1. directed line segment bn has endpoints at point b(9, -7) and point n(-1, -2). directed line segment bn is partitioned by point h at a 4:1 ratio. what are the coordinates of point h?

Explanation:

Step1: Recall the section - formula

The formula to find the coordinates of a point \(H(x,y)\) that divides the line - segment joining \(B(x_1,y_1)\) and \(N(x_2,y_2)\) in the ratio \(m:n\) is \(x=\frac{mx_2+nx_1}{m + n}\) and \(y=\frac{my_2+ny_1}{m + n}\). Here, \(x_1 = 9,y_1=-7,x_2=-1,y_2 = - 2,m = 4,n = 1\).
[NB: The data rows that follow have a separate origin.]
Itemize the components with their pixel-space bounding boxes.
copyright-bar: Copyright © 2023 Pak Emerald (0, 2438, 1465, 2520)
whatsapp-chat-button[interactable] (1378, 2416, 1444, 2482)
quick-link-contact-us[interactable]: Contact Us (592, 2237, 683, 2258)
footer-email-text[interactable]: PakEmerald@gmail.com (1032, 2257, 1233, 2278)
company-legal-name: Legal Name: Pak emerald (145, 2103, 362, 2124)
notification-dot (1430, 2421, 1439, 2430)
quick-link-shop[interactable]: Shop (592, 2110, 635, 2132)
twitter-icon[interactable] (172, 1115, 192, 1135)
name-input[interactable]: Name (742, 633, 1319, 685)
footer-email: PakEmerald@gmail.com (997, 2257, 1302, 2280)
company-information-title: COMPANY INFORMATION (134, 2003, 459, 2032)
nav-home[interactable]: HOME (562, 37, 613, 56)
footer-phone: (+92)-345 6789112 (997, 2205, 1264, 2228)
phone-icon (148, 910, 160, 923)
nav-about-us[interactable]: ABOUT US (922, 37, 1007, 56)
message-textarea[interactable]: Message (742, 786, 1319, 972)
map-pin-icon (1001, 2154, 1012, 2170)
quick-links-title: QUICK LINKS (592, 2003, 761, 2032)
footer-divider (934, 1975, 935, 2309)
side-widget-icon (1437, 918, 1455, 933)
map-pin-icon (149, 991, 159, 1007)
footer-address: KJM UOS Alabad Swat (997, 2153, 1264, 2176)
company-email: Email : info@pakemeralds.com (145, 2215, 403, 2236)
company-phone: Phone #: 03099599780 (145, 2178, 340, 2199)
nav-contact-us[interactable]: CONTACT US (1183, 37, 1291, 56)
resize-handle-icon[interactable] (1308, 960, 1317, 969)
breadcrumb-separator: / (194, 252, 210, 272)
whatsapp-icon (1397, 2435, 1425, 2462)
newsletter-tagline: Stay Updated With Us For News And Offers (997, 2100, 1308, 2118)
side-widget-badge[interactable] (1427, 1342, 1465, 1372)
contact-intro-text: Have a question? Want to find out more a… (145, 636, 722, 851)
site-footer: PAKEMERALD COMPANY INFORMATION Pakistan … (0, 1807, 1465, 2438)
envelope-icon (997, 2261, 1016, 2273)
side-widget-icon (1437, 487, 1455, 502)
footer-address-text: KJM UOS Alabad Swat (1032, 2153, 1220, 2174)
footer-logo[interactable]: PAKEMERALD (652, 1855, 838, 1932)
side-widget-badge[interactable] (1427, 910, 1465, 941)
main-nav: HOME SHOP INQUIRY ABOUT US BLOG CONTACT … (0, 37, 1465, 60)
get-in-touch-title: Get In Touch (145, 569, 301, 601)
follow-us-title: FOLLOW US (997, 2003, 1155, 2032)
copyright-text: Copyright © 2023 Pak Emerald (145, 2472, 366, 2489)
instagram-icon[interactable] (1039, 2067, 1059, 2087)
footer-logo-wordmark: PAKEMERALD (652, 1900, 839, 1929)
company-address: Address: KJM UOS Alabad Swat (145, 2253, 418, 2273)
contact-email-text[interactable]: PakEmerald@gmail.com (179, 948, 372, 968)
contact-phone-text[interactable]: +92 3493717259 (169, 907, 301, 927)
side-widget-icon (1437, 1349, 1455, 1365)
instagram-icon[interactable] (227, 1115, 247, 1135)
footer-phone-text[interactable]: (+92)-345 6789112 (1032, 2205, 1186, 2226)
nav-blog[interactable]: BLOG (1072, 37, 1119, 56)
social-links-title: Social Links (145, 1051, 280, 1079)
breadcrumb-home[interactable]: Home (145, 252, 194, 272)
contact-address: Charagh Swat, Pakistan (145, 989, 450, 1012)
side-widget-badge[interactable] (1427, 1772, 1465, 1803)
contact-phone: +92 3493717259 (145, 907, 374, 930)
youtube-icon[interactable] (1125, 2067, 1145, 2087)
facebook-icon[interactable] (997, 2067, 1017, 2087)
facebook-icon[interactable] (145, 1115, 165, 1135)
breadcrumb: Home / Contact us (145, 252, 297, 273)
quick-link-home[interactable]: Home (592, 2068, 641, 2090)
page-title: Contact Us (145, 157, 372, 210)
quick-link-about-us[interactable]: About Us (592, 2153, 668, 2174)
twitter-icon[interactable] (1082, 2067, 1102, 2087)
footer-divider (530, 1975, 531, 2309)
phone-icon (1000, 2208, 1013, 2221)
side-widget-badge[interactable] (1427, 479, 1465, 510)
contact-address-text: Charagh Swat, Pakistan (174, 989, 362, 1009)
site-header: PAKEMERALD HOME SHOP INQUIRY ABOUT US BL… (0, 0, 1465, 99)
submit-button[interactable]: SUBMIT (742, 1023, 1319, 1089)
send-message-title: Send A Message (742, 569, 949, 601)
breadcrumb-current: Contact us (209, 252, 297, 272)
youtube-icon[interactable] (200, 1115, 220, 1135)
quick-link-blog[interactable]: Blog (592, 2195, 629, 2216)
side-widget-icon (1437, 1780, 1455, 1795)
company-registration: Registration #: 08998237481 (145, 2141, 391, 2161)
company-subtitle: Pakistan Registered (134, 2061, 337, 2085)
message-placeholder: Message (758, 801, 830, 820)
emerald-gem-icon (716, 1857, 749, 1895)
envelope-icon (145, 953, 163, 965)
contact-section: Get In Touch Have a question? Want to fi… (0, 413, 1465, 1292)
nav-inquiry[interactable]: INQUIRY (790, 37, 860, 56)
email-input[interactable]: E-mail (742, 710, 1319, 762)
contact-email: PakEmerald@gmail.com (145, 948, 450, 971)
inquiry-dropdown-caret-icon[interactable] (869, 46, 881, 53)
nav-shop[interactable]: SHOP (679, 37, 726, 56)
Step2: Calculate the \(x\) - coordinate of point \(H\)

\[

$$\begin{align*} x&=\frac{4\times(-1)+1\times9}{4 + 1}\\ &=\frac{-4 + 9}{5}\\ &=\frac{5}{5}\\ &=1 \end{align*}$$

\]

Step3: Calculate the \(y\) - coordinate of point \(H\)

\[

$$\begin{align*} y&=\frac{4\times(-2)+1\times(-7)}{4 + 1}\\ &=\frac{-8-7}{5}\\ &=\frac{-15}{5}\\ &=-3 \end{align*}$$

\]

Answer:

\((1,-3)\)